When the Buddha spoke of not-self, he literally meant that we create what appears to be self but really is not self at all. We do this selfing in a variety of ways, and then we create identity for ourselves and call it me.

As I sit here this morning, I watch a swarm of many apparent me’s arising: feelings, thoughts, emotions that create a powerful sense of self, yet they are not a solid, unchanging self I can grasp and hold onto.

Yesterday when I received the news that Sun had laid me off, I was not surprised. A part of me was relieved because I have been ready for change for sometime. Yet, over the last 24 hours I have watched many me’s arise into consciousness: the me who was the loyal Sun employee, the me who now was reacting with a sense of betrayal, the writer me, the successful me, the frightened, uncertain me, the creative me, and the list goes on and on. It’d be easy to say, well those are all aspects or part of me, but I’m seeing that that is not the case at all. These fleeting me’s are all delusion, things I have come to identify with in the “outside” world, and they are absolutely not me. They just feel like it because they are created through mind and reaction.

I am not a writer, but I write. I am not an employee, but I did my job. I am not a creator, but I do create . . . A whole lot of doing is going on, but none of those are who I am intrinsically.

In one of Jack Kornfield’s articles, he compares these me’s we create to a rainbow. Each sense of me can seem very real like the colors we see in a rainbow, but like a rainbow they only appear under certain conditions, and then like a rainbow, like the play of light, they fade away. If we try to hang onto them, we’ll be disappointed; we suffer, because they just slip away. If we try to hold onto them and protect them for dear life, we collide with the outside world.

I can see how these me’s are creating my suffering now, especially the successful Dana, the  Sun employee Dana, the Dana who was the creator of this and that, the writer. I watch as my thoughts of failure and rejection create the rising of sadness and heartache. I watch as the rejected me stirs thoughts of indignation in “self” defense, which provokes emotions of anger and betrayal.  It’s almost like watching a cast of characters jumping over my head and through my heart. I ask myself, “Is that really me? Who am I at my core?” I go inward, and I see nothing, hear nothing, and I settle into the bit of silence there is before the parade of characters begins again.

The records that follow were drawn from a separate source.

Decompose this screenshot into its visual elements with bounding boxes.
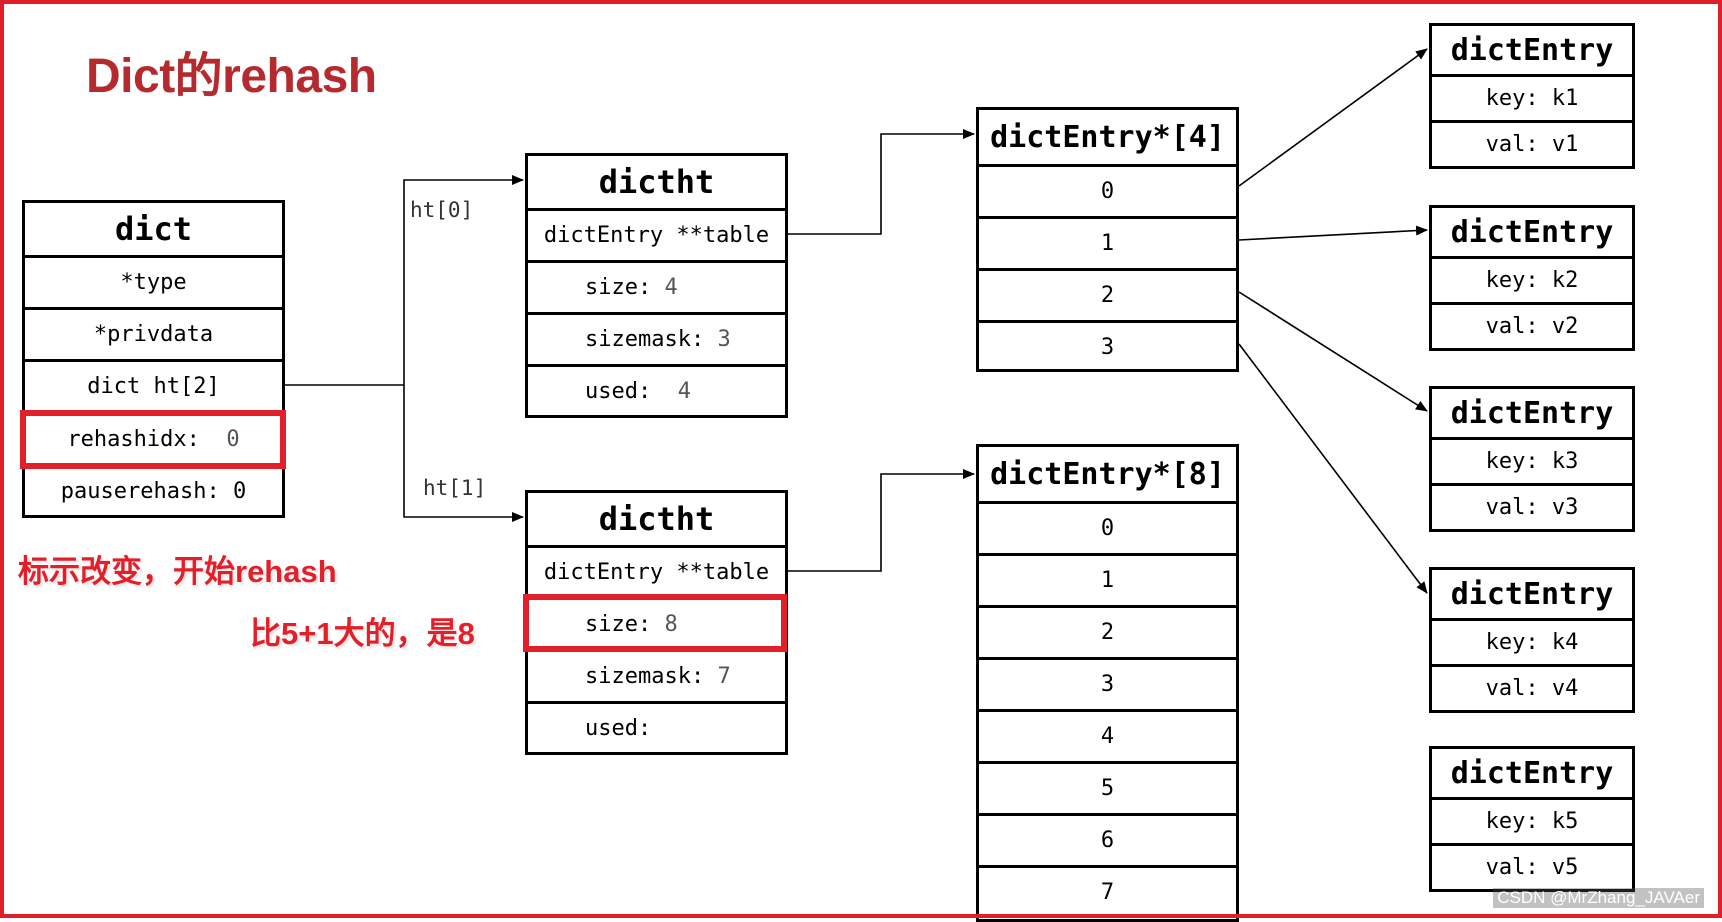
sizemask-label: sizemask: <box>585 664 705 689</box>
size-label: size: <box>585 612 652 637</box>
dictentry-node-k4: dictEntry key: k4 val: v4 <box>1429 567 1635 713</box>
ht1-label: ht[1] <box>423 476 487 500</box>
used-label: used: <box>585 378 652 404</box>
dictht-1-used-field: used: <box>528 701 785 752</box>
dictht-0-header: dictht <box>598 163 715 201</box>
dict-privdata-field: *privdata <box>25 307 282 359</box>
dict-header: dict <box>114 210 193 248</box>
dict-type-field: *type <box>25 255 282 307</box>
rehashidx-value: 0 <box>226 426 240 452</box>
ht0-arrow <box>403 175 524 385</box>
slot1-arrow <box>1238 225 1428 241</box>
rehash-start-annotation: 标示改变，开始rehash <box>18 554 337 589</box>
table0-arrow <box>788 129 975 235</box>
dictentry-header: dictEntry <box>1450 32 1614 68</box>
dictentry-header: dictEntry <box>1450 576 1614 612</box>
sizemask-value: 7 <box>717 664 731 689</box>
array-4-header: dictEntry*[4] <box>990 119 1225 155</box>
dictentry-key: key: k2 <box>1432 256 1632 302</box>
dictentry-node-k3: dictEntry key: k3 val: v3 <box>1429 386 1635 532</box>
dictentry-array-4: dictEntry*[4] 0 1 2 3 <box>976 107 1239 372</box>
rehashidx-highlight <box>20 410 286 469</box>
dictentry-header: dictEntry <box>1450 395 1614 431</box>
array-4-slot: 2 <box>979 268 1236 320</box>
dict-struct: dict *type *privdata dict ht[2] rehashid… <box>22 200 285 518</box>
size-value: 4 <box>664 275 678 300</box>
page-title: Dict的rehash <box>86 50 377 103</box>
array-8-slot: 6 <box>979 813 1236 865</box>
table1-arrow <box>788 469 975 572</box>
size-label: size: <box>585 275 652 300</box>
dictentry-node-k2: dictEntry key: k2 val: v2 <box>1429 205 1635 351</box>
ht0-label: ht[0] <box>410 198 474 222</box>
dictht-0-sizemask-field: sizemask: 3 <box>528 312 785 364</box>
dictentry-node-k5: dictEntry key: k5 val: v5 <box>1429 746 1635 892</box>
array-8-slot: 7 <box>979 865 1236 917</box>
dictht-0-used-field: used: 4 <box>528 364 785 415</box>
used-label: used: <box>585 715 652 741</box>
dictht-1-table-field: dictEntry **table <box>528 545 785 597</box>
dictht-0-size-field: size: 4 <box>528 260 785 312</box>
array-4-slot: 3 <box>979 320 1236 372</box>
array-4-slot: 1 <box>979 216 1236 268</box>
array-8-header: dictEntry*[8] <box>990 456 1225 492</box>
array-8-slot: 2 <box>979 605 1236 657</box>
dictht-0: dictht dictEntry **table size: 4 sizemas… <box>525 153 788 418</box>
dictentry-key: key: k3 <box>1432 437 1632 483</box>
size-highlight <box>523 594 787 652</box>
rehashidx-label: rehashidx: <box>67 426 200 452</box>
watermark: CSDN @MrZhang_JAVAer <box>1493 888 1704 908</box>
size-value: 8 <box>664 612 678 637</box>
dictentry-val: val: v1 <box>1432 120 1632 166</box>
array-8-slot: 3 <box>979 657 1236 709</box>
dictentry-header: dictEntry <box>1450 214 1614 250</box>
dictentry-array-8: dictEntry*[8] 0 1 2 3 4 5 6 7 <box>976 444 1239 922</box>
slot0-arrow <box>1238 48 1428 187</box>
dictentry-node-k1: dictEntry key: k1 val: v1 <box>1429 23 1635 169</box>
dictentry-val: val: v5 <box>1432 843 1632 889</box>
dictentry-val: val: v2 <box>1432 302 1632 348</box>
dictentry-val: val: v3 <box>1432 483 1632 529</box>
dictentry-key: key: k4 <box>1432 618 1632 664</box>
array-8-slot: 1 <box>979 553 1236 605</box>
slot3-arrow <box>1238 343 1428 594</box>
size-annotation: 比5+1大的，是8 <box>250 616 475 651</box>
dictht-0-table-field: dictEntry **table <box>528 208 785 260</box>
array-4-slot: 0 <box>979 164 1236 216</box>
sizemask-label: sizemask: <box>585 327 705 352</box>
dictentry-key: key: k5 <box>1432 797 1632 843</box>
dictentry-header: dictEntry <box>1450 755 1614 791</box>
slot2-arrow <box>1238 291 1428 412</box>
used-value: 4 <box>677 378 691 404</box>
dictht-1-header: dictht <box>598 500 715 538</box>
ht1-arrow <box>403 385 524 522</box>
array-8-slot: 5 <box>979 761 1236 813</box>
sizemask-value: 3 <box>717 327 731 352</box>
array-8-slot: 0 <box>979 501 1236 553</box>
dictentry-val: val: v4 <box>1432 664 1632 710</box>
array-8-slot: 4 <box>979 709 1236 761</box>
dict-ht-field: dict ht[2] <box>25 359 282 411</box>
dictentry-key: key: k1 <box>1432 74 1632 120</box>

This external event has awakened the ego, and the ego provokes the mind, and the mind stirs the emotions, yet at my core is the quiet place of calm, of serenity. It’s where I can always turn to because it never disappears, yet there is nothing really there. What is that place?

As I sit here now I indulge in brownies I had made last night as comfort food. Yet, though I enjoy the flavor, the texture, the aroma, I also see there really is no comfort to be had in this favorite food. The idea of comfort from my beloved brownies is but a dim illusion.

I bring myself fully into the present and listen to the sounds heater turning off and on, the sound of water running in the nearby bathroom, Cannon’s quiet snore, and here in the now there is peace, there is calm. I close my eyes and turn inward to the darkness, the silence. Who is this person I call me? Silence. There is only awareness, awareness of the inward landscape, awareness of the external.

The many me’s vie for attention again, but I see through them like the characters on a movie screen. At times I get drawn in. I forget they are not real. I feel the sadness arise, the tears come, and then I remember, this is a play of the mind, attachments and clinging that have arisen, and I drag myself back to the present, back to now. The feelings fade, the chatter settles. My heart says what lies in this uncertainty, that always was there, is potential. I have no idea what form that potential will take, but I will be there for it, and likely the many me’s as well.